Teacher: “In what circumstance could that ever be possible?”

Me: “Well, what if I got kidnapped? Even if my abductor gives me a phone call, I don’t think I would use it on school.”

Teacher: “Oh, that won’t be a problem. I’ll probably see you on the news, and I will accept that as notice.”

(It was foolish of me to challenge her wit. Many teachers handle bratty kids just fine, so a smart-mouthed adult is probably nothing in comparison.)

Your Reasoning Doesn’t Add Up

| Basingstoke, England, UK | Learning | February 22, 2017

(Due to issues with my family, when it came to time to do my GCSEs — the last exams of mandatory education in the UK — I did far worse than expected. A few years later I’m trying to get the important two, maths and English, covered. English goes fine, but I had for some time strongly suspected that I have a learning disability called dyscalculia which affects, among other things, my ability with numbers and basic mathematics. My teacher has me see a specialist who confirms this. Then we have this conversation once we’d moved onto the maths.)

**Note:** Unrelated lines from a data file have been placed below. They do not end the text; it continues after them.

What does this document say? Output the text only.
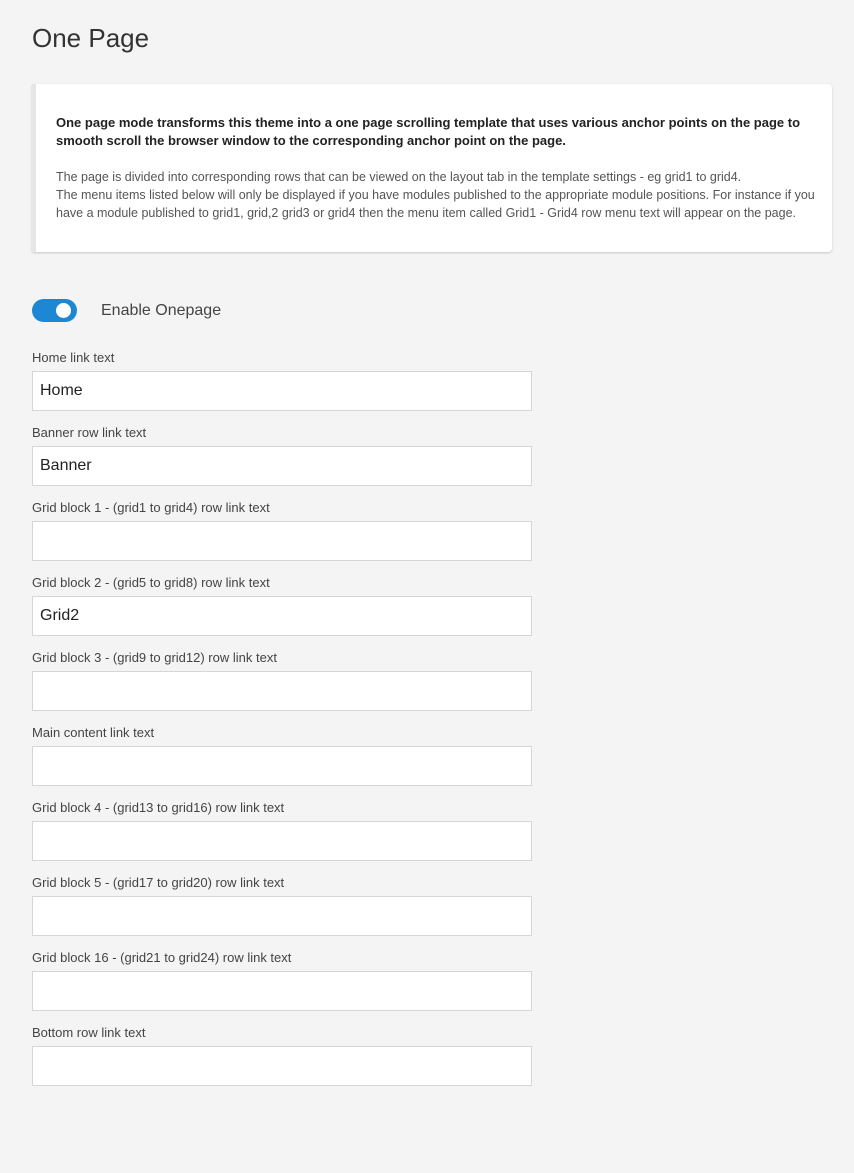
One Page

One page mode transforms this theme into a one page scrolling template that uses various anchor points on the page to smooth scroll the browser window to the corresponding anchor point on the page.

The page is divided into corresponding rows that can be viewed on the layout tab in the template settings - eg grid1 to grid4.

The menu items listed below will only be displayed if you have modules published to the appropriate module positions. For instance if you have a module published to grid1, grid,2 grid3 or grid4 then the menu item called Grid1 - Grid4 row menu text will appear on the page.

Enable Onepage
Home link text
Home
Banner row link text
Banner
Grid block 1 - (grid1 to grid4) row link text
Grid block 2 - (grid5 to grid8) row link text
Grid2
Grid block 3 - (grid9 to grid12) row link text
Main content link text
Grid block 4 - (grid13 to grid16) row link text
Grid block 5 - (grid17 to grid20) row link text
Grid block 16 - (grid21 to grid24) row link text
Bottom row link text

Teacher: “Hm, well, it seems like a lot of the problems you’re having are because you don’t know your times tables.”

Me: “Yes, I know. I told you that I’ve never been able to learn them.”

Teacher: “Well, we need to get you to learn them. Once you learn them, you’ll be able to do division with no trouble, and-”

Me: “Uh, I’m not sure that’s going to happen. Believe me, I’ve tried to learn. Unless you have a magic wand-”

Teacher: “No, it’s fine. Here—” *she pulls some papers out of her folder; a times tables square and some basic times tables number puzzles* “Do these. They’ll help you to learn them.”

Me: “I’ve used things like this before. Over and over, in fact. It doesn’t help.”

Teacher: “Give it a go. It got all of my sons to learn their times tables.”

Me: *after a long pause of being too stunned to respond* “Do your sons have DYSCALCULIA?!”

Teacher: “No, but it worked on all of them! Give it a go.”

Me: “My parents had me use these before! They. Didn’t. Work.”

Teacher: “Do them. They’ll work.”

(My parents used to lock me in my room with nothing to do until I “stop being lazy and learn the times tables” with sheets just like these. It was like trying to decipher a foreign language with no context. It worked about as well at this point as it did in my childhood. This was when I stopped trying to get a better grade. The good news is that eight years later I’m training to be a counselor,  and nobody gives a d*** about my mathematical ability!)